İran, her açıdan Türkiye’yi rakip olarak görüyor!

Sadece Münbiç, Ayn el-Arab ve Tem Temir’in temizlenmesinin Suriye’deki sorunu çözmeyeceğini söyleyen Yılmaz Bilgen, “Oraya bir şer harcı çoktan atıldı. Komple kazımadan olmaz. Gelinen nokta itibarıyla Şam ile yapılacak yahut girilecek ilişki trafiği de çok önemli. Nasıl olacak bu? Esed’i, ‘Bak bu bize de, sana da tehlikedir’ diye ikna etmek lâzım. İran bunu gördü. İran, PKK’yı kullanıyor. Şu anki İran’daki hâdisenin merkezinde Kürtler var. Türkiye, İran’ı ikna edebilir mi? Çok zor buna rağmen… Çünkü, İran hem tarihî hem dinî olarak bize karşı. Bizim kazanımlarımızı, kendisi için kayıp görüyor her açıdan. Her açıdan biz onlar için bir rakibiz.” dedi.

“Türkiye, 2015’ten sonra Suriye’de hiç olmadığı kadar güçlü”

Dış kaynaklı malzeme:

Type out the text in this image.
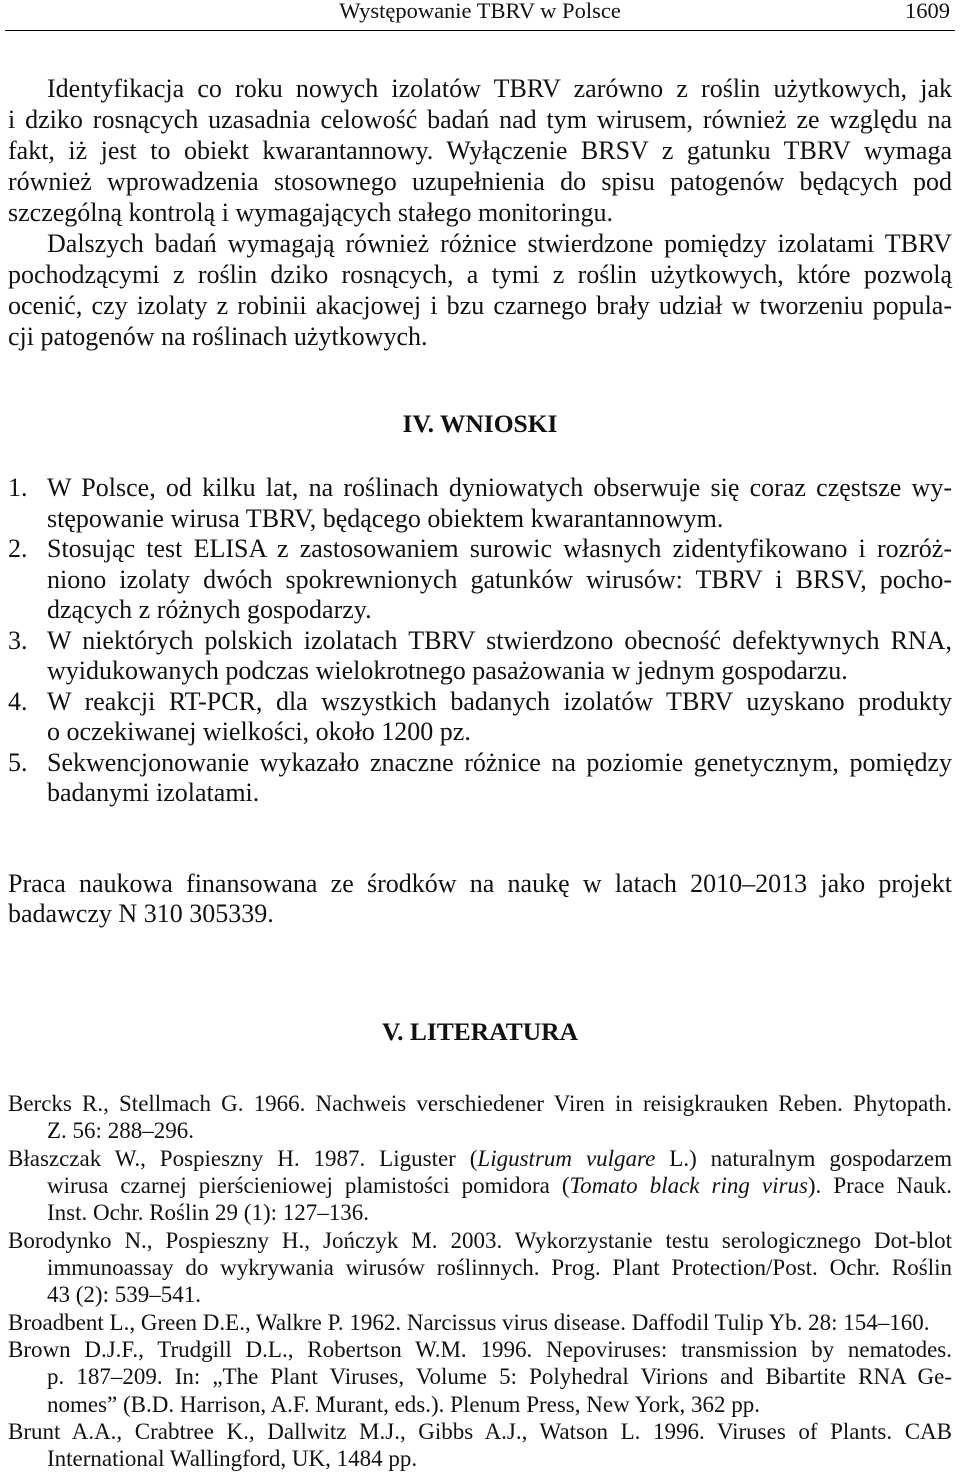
Występowanie TBRV w Polsce	1609
Identyfikacja co roku nowych izolatów TBRV zarówno z roślin użytkowych, jak
i dziko rosnących uzasadnia celowość badań nad tym wirusem, również ze względu na
fakt, iż jest to obiekt kwarantannowy. Wyłączenie BRSV z gatunku TBRV wymaga
również wprowadzenia stosownego uzupełnienia do spisu patogenów będących pod
szczególną kontrolą i wymagających stałego monitoringu.
Dalszych badań wymagają również różnice stwierdzone pomiędzy izolatami TBRV
pochodzącymi z roślin dziko rosnących, a tymi z roślin użytkowych, które pozwolą
ocenić, czy izolaty z robinii akacjowej i bzu czarnego brały udział w tworzeniu popula-
cji patogenów na roślinach użytkowych.
IV. WNIOSKI
1. W Polsce, od kilku lat, na roślinach dyniowatych obserwuje się coraz częstsze wy-
stępowanie wirusa TBRV, będącego obiektem kwarantannowym.
2. Stosując test ELISA z zastosowaniem surowic własnych zidentyfikowano i rozróż-
niono izolaty dwóch spokrewnionych gatunków wirusów: TBRV i BRSV, pocho-
dzących z różnych gospodarzy.
3. W niektórych polskich izolatach TBRV stwierdzono obecność defektywnych RNA,
wyidukowanych podczas wielokrotnego pasażowania w jednym gospodarzu.
4. W reakcji RT-PCR, dla wszystkich badanych izolatów TBRV uzyskano produkty
o oczekiwanej wielkości, około 1200 pz.
5. Sekwencjonowanie wykazało znaczne różnice na poziomie genetycznym, pomiędzy
badanymi izolatami.
Praca naukowa finansowana ze środków na naukę w latach 2010–2013 jako projekt
badawczy N 310 305339.
V. LITERATURA
Bercks R., Stellmach G. 1966. Nachweis verschiedener Viren in reisigkrauken Reben. Phytopath.
Z. 56: 288–296.
Błaszczak W., Pospieszny H. 1987. Liguster (Ligustrum vulgare L.) naturalnym gospodarzem
wirusa czarnej pierścieniowej plamistości pomidora (Tomato black ring virus). Prace Nauk.
Inst. Ochr. Roślin 29 (1): 127–136.
Borodynko N., Pospieszny H., Jończyk M. 2003. Wykorzystanie testu serologicznego Dot-blot
immunoassay do wykrywania wirusów roślinnych. Prog. Plant Protection/Post. Ochr. Roślin
43 (2): 539–541.
Broadbent L., Green D.E., Walkre P. 1962. Narcissus virus disease. Daffodil Tulip Yb. 28: 154–160.
Brown D.J.F., Trudgill D.L., Robertson W.M. 1996. Nepoviruses: transmission by nematodes.
p. 187–209. In: „The Plant Viruses, Volume 5: Polyhedral Virions and Bibartite RNA Ge-
nomes” (B.D. Harrison, A.F. Murant, eds.). Plenum Press, New York, 362 pp.
Brunt A.A., Crabtree K., Dallwitz M.J., Gibbs A.J., Watson L. 1996. Viruses of Plants. CAB
International Wallingford, UK, 1484 pp.
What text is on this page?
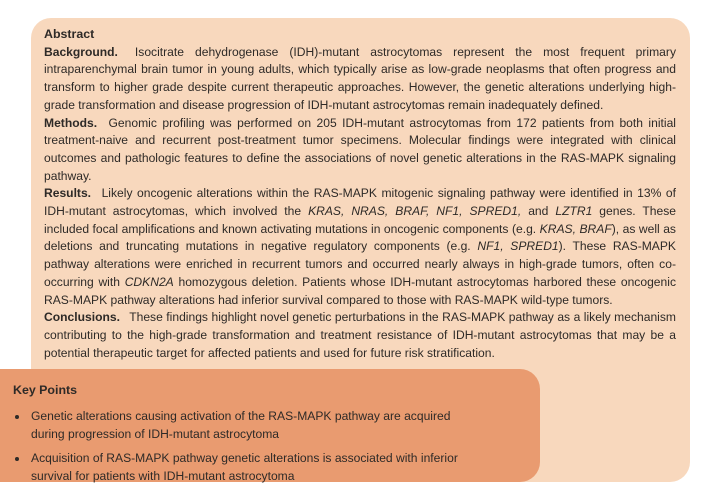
Abstract

Background. Isocitrate dehydrogenase (IDH)-mutant astrocytomas represent the most frequent primary intraparenchymal brain tumor in young adults, which typically arise as low-grade neoplasms that often progress and transform to higher grade despite current therapeutic approaches. However, the genetic alterations underlying high-grade transformation and disease progression of IDH-mutant astrocytomas remain inadequately defined.

Methods. Genomic profiling was performed on 205 IDH-mutant astrocytomas from 172 patients from both initial treatment-naive and recurrent post-treatment tumor specimens. Molecular findings were integrated with clinical outcomes and pathologic features to define the associations of novel genetic alterations in the RAS-MAPK signaling pathway.

Results. Likely oncogenic alterations within the RAS-MAPK mitogenic signaling pathway were identified in 13% of IDH-mutant astrocytomas, which involved the KRAS, NRAS, BRAF, NF1, SPRED1, and LZTR1 genes. These included focal amplifications and known activating mutations in oncogenic components (e.g. KRAS, BRAF), as well as deletions and truncating mutations in negative regulatory components (e.g. NF1, SPRED1). These RAS-MAPK pathway alterations were enriched in recurrent tumors and occurred nearly always in high-grade tumors, often co-occurring with CDKN2A homozygous deletion. Patients whose IDH-mutant astrocytomas harbored these oncogenic RAS-MAPK pathway alterations had inferior survival compared to those with RAS-MAPK wild-type tumors.

Conclusions. These findings highlight novel genetic perturbations in the RAS-MAPK pathway as a likely mechanism contributing to the high-grade transformation and treatment resistance of IDH-mutant astrocytomas that may be a potential therapeutic target for affected patients and used for future risk stratification.

Key Points
• Genetic alterations causing activation of the RAS-MAPK pathway are acquired during progression of IDH-mutant astrocytoma
• Acquisition of RAS-MAPK pathway genetic alterations is associated with inferior survival for patients with IDH-mutant astrocytoma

İran’da halkın ayaklanması, Rusya-Ukrayna savaşı ve ABD ve Rusya’nın savaşla meşgul olmasının, Türkiye için bir fırsat olduğunu hatırlatmamız üzerine konuşan Bilgen, “Türkiye, 2015’ten sonra hiç şimdiki kadar güçlü olmamıştı Suriye’de. İsveç’in NATO’ya girmeye çalışması, Türkiye’nin burada ve Rusya-Ukrayna savaşındaki arabulucu rolü bize pozitif etki yaptı. Mesela, geçtiğimiz günlerdeki hava operasyonuna NATO’dan da Şam’dan da itiraz gelmedi. Demek ki bazı şeylerin zemini diplomatik olarak da dolduruldu. Kısa süre zarfında bir şeylerin hemen değişeceğini düşünmüyorum ama Türkiye’nin bu kadar sözü yerde bırakmaması lâzım. Sınırdaki tehdidi bertaraf etmek zorunda Türkiye. Yoksa böyle Karkamış’ı, Kilis’i, Azez’i vurmaya devam ederler. Bunu da istemeyiz. PKK’nın kolunu bacağını kırmak lâzım.” ifadelerini kullandı.